Le nouveau spectacle écrit et mis
en scène par Max Eyrolle oscille entre théâtre de la performance, danse
contemporaine et images cinématographiques. Louis (Philippe Labonne) et Louisa
(Karelle Prugnaud) se retrouvent de temps à autre dans un bar aux tables bien
alignées, avec leurs pots de fleurs sans joie et des lampes de billard pour
éclairer la scène (belles lumières de Thierry Diganet). D’emblée, on songe à la
peinture américaine, à Edward Hopper, notamment, qui a souvent assis ses
personnages – solitaires ou non – dans des cafés : Automat ou Chop Suey, par
exemple. Un sentiment renforcé par le petit drapeau américain cousu sur le
blouson de la jeune fille et surtout par la musique de Phil Glass, originaire
du Maryland, passée ici presque en boucle sur un vieil électrophone qui craque.
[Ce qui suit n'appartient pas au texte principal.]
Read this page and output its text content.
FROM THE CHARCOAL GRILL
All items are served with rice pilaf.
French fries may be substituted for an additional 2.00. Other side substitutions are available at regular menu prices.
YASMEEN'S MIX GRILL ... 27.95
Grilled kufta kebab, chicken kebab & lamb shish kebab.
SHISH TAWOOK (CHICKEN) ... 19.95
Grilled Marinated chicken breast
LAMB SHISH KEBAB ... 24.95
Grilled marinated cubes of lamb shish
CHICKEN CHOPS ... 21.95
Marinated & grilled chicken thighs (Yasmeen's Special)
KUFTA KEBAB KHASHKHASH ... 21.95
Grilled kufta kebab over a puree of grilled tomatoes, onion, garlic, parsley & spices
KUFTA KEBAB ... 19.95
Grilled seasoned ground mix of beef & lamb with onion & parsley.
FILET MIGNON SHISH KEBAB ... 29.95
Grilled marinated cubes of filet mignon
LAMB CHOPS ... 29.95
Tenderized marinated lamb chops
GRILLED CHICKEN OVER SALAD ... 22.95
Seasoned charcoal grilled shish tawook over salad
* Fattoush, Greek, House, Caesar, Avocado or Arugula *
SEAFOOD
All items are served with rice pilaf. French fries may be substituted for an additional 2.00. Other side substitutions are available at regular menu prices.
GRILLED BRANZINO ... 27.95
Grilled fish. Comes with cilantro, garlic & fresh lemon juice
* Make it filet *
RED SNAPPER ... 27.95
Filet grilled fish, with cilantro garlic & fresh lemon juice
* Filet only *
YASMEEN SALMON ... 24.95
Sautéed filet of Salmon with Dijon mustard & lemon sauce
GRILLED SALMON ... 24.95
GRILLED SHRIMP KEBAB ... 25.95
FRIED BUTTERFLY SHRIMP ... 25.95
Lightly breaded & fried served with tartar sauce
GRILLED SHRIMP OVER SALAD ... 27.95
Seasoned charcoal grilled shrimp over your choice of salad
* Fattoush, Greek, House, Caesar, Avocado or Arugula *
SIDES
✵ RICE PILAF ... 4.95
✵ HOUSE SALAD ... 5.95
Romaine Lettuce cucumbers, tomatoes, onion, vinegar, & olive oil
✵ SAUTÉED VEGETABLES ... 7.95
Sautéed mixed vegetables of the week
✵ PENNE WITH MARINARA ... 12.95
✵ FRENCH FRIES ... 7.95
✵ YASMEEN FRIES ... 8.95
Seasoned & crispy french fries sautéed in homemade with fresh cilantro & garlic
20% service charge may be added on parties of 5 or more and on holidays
Le spectacle n’est finalement pas si loin de la musique de ce compositeur
contemporain, entre minimalisme et répétition – musicien lui-même influencé par
le théâtre et le cinéma français, c’est donc un juste retour des choses que de
le donner à entendre sur une scène…
Max
Eyrolle, avec sa poésie et son humour habituels (quand il évoque par exemple
les yachtmen américains ou les cages légendaires de Louis XI), sa concision,
aussi, raconte une histoire éternelle, comme le fit avant lui Nabokov dans Lolita. Ici, c’est ce moment étrange où
un homme d’un certain âge, plutôt cultivé, plutôt poète, se laisse séduire avec
mélancolie par une fille de quinze ans qu’il pressent intelligente et prête à
tout ; avec elle, même les rêves oubliés redeviennent possibles et la
fantaisie ressurgit. Cette fille impertinente, délurée, avec son blouson trop
juste, ses bas résille et ses hauts talons d’allumeuse, qui confie – vérité ou
mensonge ? – déjà boire sec, rêve de grandir et ne se satisfait pas des
garçons de son âge dont Louis est inévitablement jaloux ; ce qu’elle
cherche, c’est sa maturité, c’est les citations qu’il lui délivre comme des
oracles. Ce qu’il cherche, c’est une cure de jouvence, de la fraîcheur, le
souvenir lointain des adolescences rimbaldiennes – se persuader que Je est encore un autre… Ce qu’elle
cherche : connaître l’extase de l’amour physique avec lui. Ce qu’il
craint : d’aller 7 ans en prison (7 ans de réflexion…). Elle le trouve
trop raisonnable ; il voudrait le romantisme sans les risques inhérents. Alors,
tout est électrique, parfois hystérique, comme les passions douloureuses. On se
cogne aux murs et aux conventions qui enferment, on renverse les tables, on
fait gicler l’eau, on crie, on bouffe les roses, on s’attire, on s’enlace et on
se repousse. Il y a plus ici d’énervement et de tensions que de tendresse,
parce que le désir est ici toujours prégnant. Karelle Prugnaud est d’ailleurs
une comédienne très physique, souple et forte, qui porte le texte avec talent
et conviction. On sent en elle la danseuse et l’acrobate, capable de monter
comme si de rien n’était sur une table, avec ses hauts talons. Face à elle,
entre volonté de se laisser aller et retenue de dernier instant, Philippe
Labonne apparaît comme presque débonnaire. Il est celui qui ne se laisse pas
aller et qui en souffre.
Le
spectacle, rythmé, ponctué de parcours signifiants, offre de beaux moments,
comme celui où Louis se transforme en voyageur au long cours, racontant le
danger des icebergs, et où Louisa, adolescente jalouse, se transforme en vahiné
langoureuse… et l’on se plait à entendre à nouveau la parole de Max Eyrolle
pour une autre variante de son Vieillir
(réentendu il y a peu à Paris lu par le même Philippe Labonne) – car c’est bien
de cela dont il s’agit ici : un homme atteint le versant déclinant de sa
vie et envisage face à cette jeune fille les choses qui seraient encore
possibles mais qui ne le sont peut-être plus car il mourra, lui dit-il, bien
avant elle, et qu’ils ne pourront s’appuyer, vieillissants, l’un contre
l’autre.
Mercredi 24 mars 2010.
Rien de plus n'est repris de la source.